Year of joining DS: 2003
Bishwajit sacrificed a career as a classical singer for sports journalism which stunned his sizable female fan base in Mymensingh. But the bespectacled flirt had already won over the girl of his dreams with his melodious voice and once the marriage formalities had been completed, there was no stopping Bishwajit from spending most of his time hanging out at cricket grounds in the name of duty. This also gives him the perfect excuse to avoid daily household chores. After an initial stint with UNB, Bishwajit arrived at Star Sport and it was soon apparent that his sources included basically the who's who of Bangladesh cricket. An amicable character who lives to see the day when all his positive hopes about the Tigers would come true. That's when he plans to call it a quits and register as a participant on Close Up 1.

Al Musabbir Sadi Pommel
Senior Sports Reporter
Age: Has fond memories of the sixties. So it's anybody's guess.
Year of joining DS: 2004
After a long fruitful association with The Independent, Pommel felt it was time to move to a place where his colleagues would share his exotic taste in DVDs and CDs. So he made the cross over via the Karwan Bazar underpass little knowing that he would be soon branded as the CD-holic. Star Sport's official medic by virtue of his couple of months spent at the Barisal Medical College as a freshman and to some extent for having a doctor wife.

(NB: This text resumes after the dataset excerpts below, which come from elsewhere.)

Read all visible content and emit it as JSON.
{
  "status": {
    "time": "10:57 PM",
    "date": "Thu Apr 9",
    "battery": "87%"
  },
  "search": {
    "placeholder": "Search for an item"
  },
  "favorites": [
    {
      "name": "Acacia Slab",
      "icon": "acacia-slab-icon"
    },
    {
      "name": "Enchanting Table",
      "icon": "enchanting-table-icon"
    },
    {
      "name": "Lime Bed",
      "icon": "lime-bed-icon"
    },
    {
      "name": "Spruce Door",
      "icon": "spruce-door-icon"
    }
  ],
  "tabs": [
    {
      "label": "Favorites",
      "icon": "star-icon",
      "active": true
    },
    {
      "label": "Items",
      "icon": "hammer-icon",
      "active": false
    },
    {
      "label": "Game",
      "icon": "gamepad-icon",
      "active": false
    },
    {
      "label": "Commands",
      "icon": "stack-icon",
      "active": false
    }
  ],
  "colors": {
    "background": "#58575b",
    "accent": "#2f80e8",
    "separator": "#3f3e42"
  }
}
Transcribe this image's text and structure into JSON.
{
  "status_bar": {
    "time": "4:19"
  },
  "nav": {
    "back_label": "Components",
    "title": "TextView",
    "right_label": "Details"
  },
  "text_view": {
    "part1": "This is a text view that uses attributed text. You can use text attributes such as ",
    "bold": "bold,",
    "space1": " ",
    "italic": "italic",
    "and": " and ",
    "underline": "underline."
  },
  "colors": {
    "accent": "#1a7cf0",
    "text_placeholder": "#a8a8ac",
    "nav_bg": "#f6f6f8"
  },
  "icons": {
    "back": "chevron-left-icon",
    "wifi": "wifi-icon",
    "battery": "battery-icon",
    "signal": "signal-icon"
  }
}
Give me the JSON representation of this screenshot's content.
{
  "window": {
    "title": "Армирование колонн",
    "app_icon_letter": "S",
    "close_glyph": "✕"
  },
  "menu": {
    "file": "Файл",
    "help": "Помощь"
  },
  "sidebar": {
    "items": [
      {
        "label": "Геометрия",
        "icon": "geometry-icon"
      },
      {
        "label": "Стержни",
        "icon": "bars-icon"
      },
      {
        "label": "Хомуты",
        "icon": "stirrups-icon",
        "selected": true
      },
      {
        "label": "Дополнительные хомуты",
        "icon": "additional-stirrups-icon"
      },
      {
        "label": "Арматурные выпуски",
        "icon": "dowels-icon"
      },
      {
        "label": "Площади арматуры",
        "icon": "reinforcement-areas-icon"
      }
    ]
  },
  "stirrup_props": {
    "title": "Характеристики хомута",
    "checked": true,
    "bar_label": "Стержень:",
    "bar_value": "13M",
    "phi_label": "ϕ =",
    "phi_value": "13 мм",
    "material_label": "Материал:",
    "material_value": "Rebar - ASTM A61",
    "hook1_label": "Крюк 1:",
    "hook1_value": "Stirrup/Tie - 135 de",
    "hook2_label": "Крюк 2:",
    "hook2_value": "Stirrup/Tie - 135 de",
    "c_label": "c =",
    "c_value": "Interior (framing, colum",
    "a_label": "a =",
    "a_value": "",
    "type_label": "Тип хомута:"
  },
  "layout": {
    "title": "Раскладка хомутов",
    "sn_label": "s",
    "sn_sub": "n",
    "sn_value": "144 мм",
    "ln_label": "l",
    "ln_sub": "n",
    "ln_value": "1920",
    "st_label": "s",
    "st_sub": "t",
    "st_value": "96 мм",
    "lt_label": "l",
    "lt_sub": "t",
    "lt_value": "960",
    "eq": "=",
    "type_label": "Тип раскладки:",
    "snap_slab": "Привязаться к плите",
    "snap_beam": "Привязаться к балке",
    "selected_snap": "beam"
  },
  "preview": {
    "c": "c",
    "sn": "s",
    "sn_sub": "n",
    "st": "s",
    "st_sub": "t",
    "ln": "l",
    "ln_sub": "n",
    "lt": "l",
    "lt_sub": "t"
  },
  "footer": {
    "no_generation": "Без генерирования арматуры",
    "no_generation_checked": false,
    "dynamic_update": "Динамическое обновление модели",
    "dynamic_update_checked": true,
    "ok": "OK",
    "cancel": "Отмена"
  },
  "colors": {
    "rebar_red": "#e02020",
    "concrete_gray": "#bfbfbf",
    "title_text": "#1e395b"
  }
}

Sky Blue is the colour of his sporting ideologies so there are only two sides he is likely to back on domestic and international stages. Firm believer in the revival of local football and fails to see any light in Bangladesh's cricket. When in the mood, writes match reports of nondescript local fixtures that could leave wire service reports of Primera Liga or Serie A games looking pale in comparison. Very eager to promote women's football in the country.

The Daily Star Sport family also fondly remembers and acknowledges the contribution of its early days pioneers Afzal H Khan (first Sports Editor), Chandrashekhar Das (sporstwriter supreme who had injected a dash of modern English literature to the flexibility of sports writing), Syed Mamun, Mir Ashfaquzzaman, Biplab Zaman, Golam Saqlain and stringers Zayd Almer Khan, Dominic Bayano Tunon, Shayan, Iresh Zaker and all the others who had worked here. We also acknowledge the services of our regular columnist Shakil Kasem who has these days decided to stay away from cricket.

A PC ARRIVES: The first computer at sports desk creates child-like enthusiasm in almost everyone. No one knows how to operate but before they learn to use it, they can already play Formula One on it.